Joe Cotchett Honored as “Titan of the Plaintiffs Bar”
Joe Cotchett Honored as “Titan of the Plaintiffs Bar”

The influential national legal publication tracked Cotchett’s inspiration to the clash of his Brooklyn values with those of a segregated North Carolina, where he moved to attend college at age 16. Recounting a lecture he received from a local constable after he “had the audacity to drink out of a colored [water] fountain,” Cotchett told Law360 that the experience “led me to be who I am today.” That present iteration, Cotchett’s peers (and sometime courthouse opponents) explained, is a “natural orator” with a “mastery of trying a case in open court” and “the rare ability to take a commanding knowledge of law and blend it with an irrepressible, folksy flair that is impossible to ignore and difficult to defeat.”

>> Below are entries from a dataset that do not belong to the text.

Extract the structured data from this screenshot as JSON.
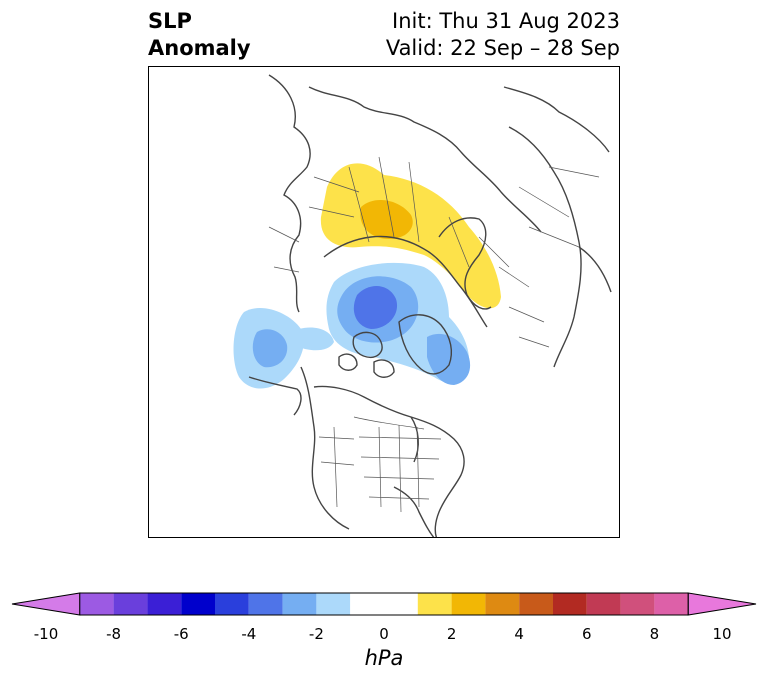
{
  "header": {
    "title_line1": "SLP",
    "title_line2": "Anomaly",
    "init": "Init: Thu 31 Aug 2023",
    "valid": "Valid: 22 Sep – 28 Sep"
  },
  "colorbar": {
    "unit": "hPa",
    "tick_labels": [
      "-10",
      "-8",
      "-6",
      "-4",
      "-2",
      "0",
      "2",
      "4",
      "6",
      "8",
      "10"
    ],
    "bins": [
      {
        "range": "-10 to -9",
        "color": "#d47be8"
      },
      {
        "range": "-9 to -8",
        "color": "#9c5ae3"
      },
      {
        "range": "-8 to -7",
        "color": "#6a3fdc"
      },
      {
        "range": "-7 to -6",
        "color": "#3b1fd6"
      },
      {
        "range": "-6 to -5",
        "color": "#0000cc"
      },
      {
        "range": "-5 to -4",
        "color": "#2a3fdc"
      },
      {
        "range": "-4 to -3",
        "color": "#4f74e8"
      },
      {
        "range": "-3 to -2",
        "color": "#75aef2"
      },
      {
        "range": "-2 to -1",
        "color": "#acd9fa"
      },
      {
        "range": "-1 to 1",
        "color": "#ffffff"
      },
      {
        "range": "1 to 2",
        "color": "#fde24a"
      },
      {
        "range": "2 to 3",
        "color": "#f2b705"
      },
      {
        "range": "3 to 4",
        "color": "#de8a12"
      },
      {
        "range": "4 to 5",
        "color": "#c85a1a"
      },
      {
        "range": "5 to 6",
        "color": "#b22a22"
      },
      {
        "range": "6 to 7",
        "color": "#c13a54"
      },
      {
        "range": "7 to 8",
        "color": "#d0507c"
      },
      {
        "range": "8 to 9",
        "color": "#dd60a8"
      },
      {
        "range": "9 to 10",
        "color": "#e878dc"
      }
    ]
  },
  "map": {
    "projection": "north-polar-stereographic",
    "anomalies": [
      {
        "region": "Scandinavia / Northern Europe",
        "sign": "positive",
        "peak_hpa": 3,
        "colors": [
          "#fde24a",
          "#f2b705"
        ]
      },
      {
        "region": "Arctic Ocean north of Greenland",
        "sign": "negative",
        "peak_hpa": -4,
        "colors": [
          "#acd9fa",
          "#75aef2",
          "#4f74e8"
        ]
      },
      {
        "region": "Baffin Bay / Davis Strait",
        "sign": "negative",
        "peak_hpa": -3,
        "colors": [
          "#acd9fa",
          "#75aef2"
        ]
      },
      {
        "region": "Kamchatka / Bering region",
        "sign": "negative",
        "peak_hpa": -3,
        "colors": [
          "#acd9fa",
          "#75aef2"
        ]
      }
    ]
  }
}
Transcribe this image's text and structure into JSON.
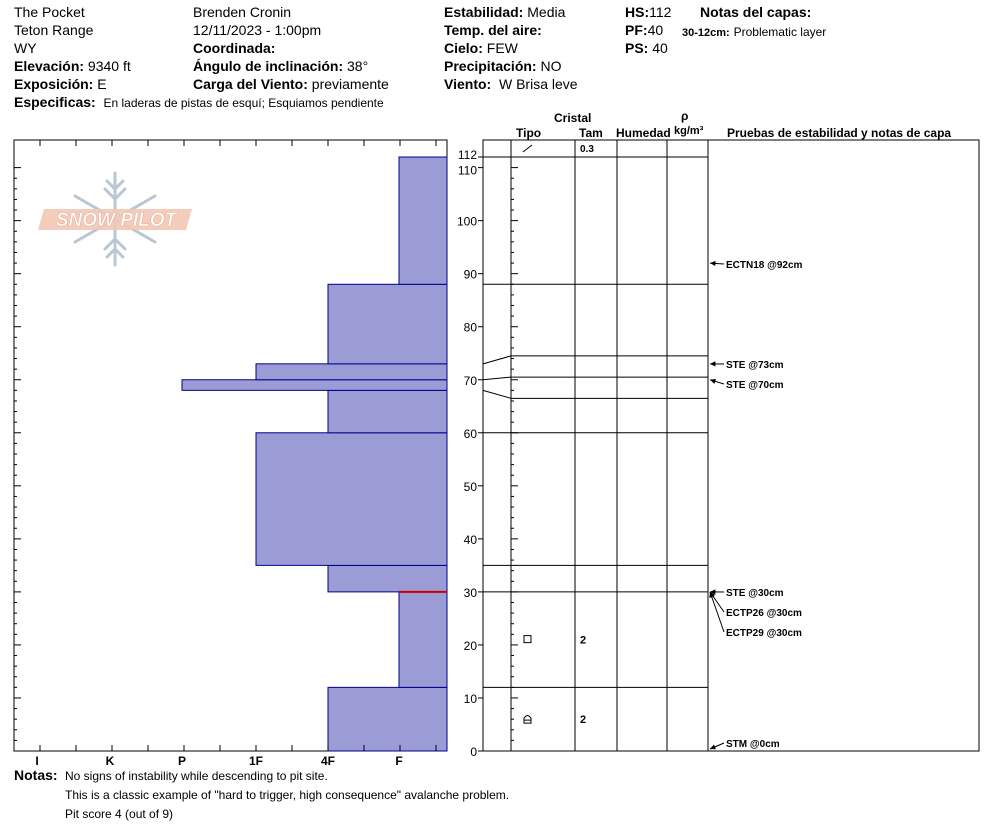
{
  "header": {
    "location": "The Pocket",
    "range": "Teton Range",
    "state": "WY",
    "elevation_label": "Elevación:",
    "elevation_value": "9340 ft",
    "aspect_label": "Exposición:",
    "aspect_value": "E",
    "specifics_label": "Especificas:",
    "specifics_value": "En laderas de pistas de esquí; Esquiamos pendiente",
    "observer": "Brenden Cronin",
    "datetime": "12/11/2023 - 1:00pm",
    "coord_label": "Coordinada:",
    "slope_label": "Ángulo de inclinación:",
    "slope_value": "38°",
    "wind_load_label": "Carga del Viento:",
    "wind_load_value": "previamente",
    "stability_label": "Estabilidad:",
    "stability_value": "Media",
    "air_temp_label": "Temp. del aire:",
    "sky_label": "Cielo:",
    "sky_value": "FEW",
    "precip_label": "Precipitación:",
    "precip_value": "NO",
    "wind_label": "Viento:",
    "wind_value": "W Brisa leve",
    "hs_label": "HS:",
    "hs_value": "112",
    "pf_label": "PF:",
    "pf_value": "40",
    "ps_label": "PS:",
    "ps_value": "40",
    "layer_notes_title": "Notas del capas:",
    "layer_note_range": "30-12cm:",
    "layer_note_text": "Problematic layer"
  },
  "logo": {
    "text": "SNOW PILOT",
    "icon": "snowflake-icon"
  },
  "columns": {
    "crystal": "Cristal",
    "type": "Tipo",
    "size": "Tam",
    "moisture": "Humedad",
    "rho": "ρ",
    "density_unit": "kg/m³",
    "tests": "Pruebas de estabilidad y notas de capa"
  },
  "chart_data": {
    "type": "bar",
    "y_axis": {
      "range": [
        0,
        112
      ],
      "ticks": [
        0,
        10,
        20,
        30,
        40,
        50,
        60,
        70,
        80,
        90,
        100,
        110,
        112
      ]
    },
    "hardness_scale": [
      "I",
      "K",
      "P",
      "1F",
      "4F",
      "F"
    ],
    "colors": {
      "layer_fill": "#9b9bd6",
      "layer_stroke": "#00008b",
      "problem_line": "#cc0000"
    },
    "layers": [
      {
        "bottom": 0,
        "top": 12,
        "hardness": "4F"
      },
      {
        "bottom": 12,
        "top": 30,
        "hardness": "F"
      },
      {
        "bottom": 30,
        "top": 35,
        "hardness": "4F"
      },
      {
        "bottom": 35,
        "top": 60,
        "hardness": "1F"
      },
      {
        "bottom": 60,
        "top": 68,
        "hardness": "4F"
      },
      {
        "bottom": 68,
        "top": 70,
        "hardness": "P"
      },
      {
        "bottom": 70,
        "top": 73,
        "hardness": "1F"
      },
      {
        "bottom": 73,
        "top": 88,
        "hardness": "4F"
      },
      {
        "bottom": 88,
        "top": 112,
        "hardness": "F"
      }
    ],
    "problem_layer_height": 30,
    "crystal_rows": [
      {
        "height": 112,
        "size": "0.3"
      },
      {
        "height": 21,
        "size": "2"
      },
      {
        "height": 6,
        "size": "2"
      }
    ],
    "stability_tests": [
      {
        "label": "ECTN18 @92cm",
        "height": 92
      },
      {
        "label": "STE @73cm",
        "height": 73
      },
      {
        "label": "STE @70cm",
        "height": 70
      },
      {
        "label": "STE @30cm",
        "height": 30
      },
      {
        "label": "ECTP26 @30cm",
        "height": 30
      },
      {
        "label": "ECTP29 @30cm",
        "height": 30
      },
      {
        "label": "STM @0cm",
        "height": 0
      }
    ]
  },
  "notes": {
    "label": "Notas:",
    "line1": "No signs of instability while descending to pit site.",
    "line2": "This is a classic example of \"hard to trigger, high consequence\" avalanche problem.",
    "line3": "Pit score 4 (out of 9)"
  }
}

While Law360 reporter Ed Beeson noted Cotchett’s definitive, multi-billion-dollar win in the Lincoln Savings & Loan Association investor class action of the 1980s, the outlet also mentioned more recent triumphs, such as Cotchett’s involvement in the Martin’s Beach coastal development case, in which a San Mateo County Superior Court judge sided in September with CPM client Surfrider and ordered a Silicon Valley billionaire to reopen access to the pristine beach. 

This honor is the latest in an illustrious career: Cotchett has been inducted into the national Trial Lawyer Hall of Fame as well as the State Bar of California’s Trial Lawyer Hall of Fame, has received the Distinguished Service Award from the Judicial Council of California and the Lifetime Achievement Award from Consumer Watchdog, and has been named Trial Lawyer of the Year by Public Justice and Antitrust Lawyer of the Year by the Golden State Antitrust Institute, among other awards. He has been named one of the 100 most influential attorneys in the United States for 15 years running and was honored by Super Lawyers as the top attorney in Northern California in 2013.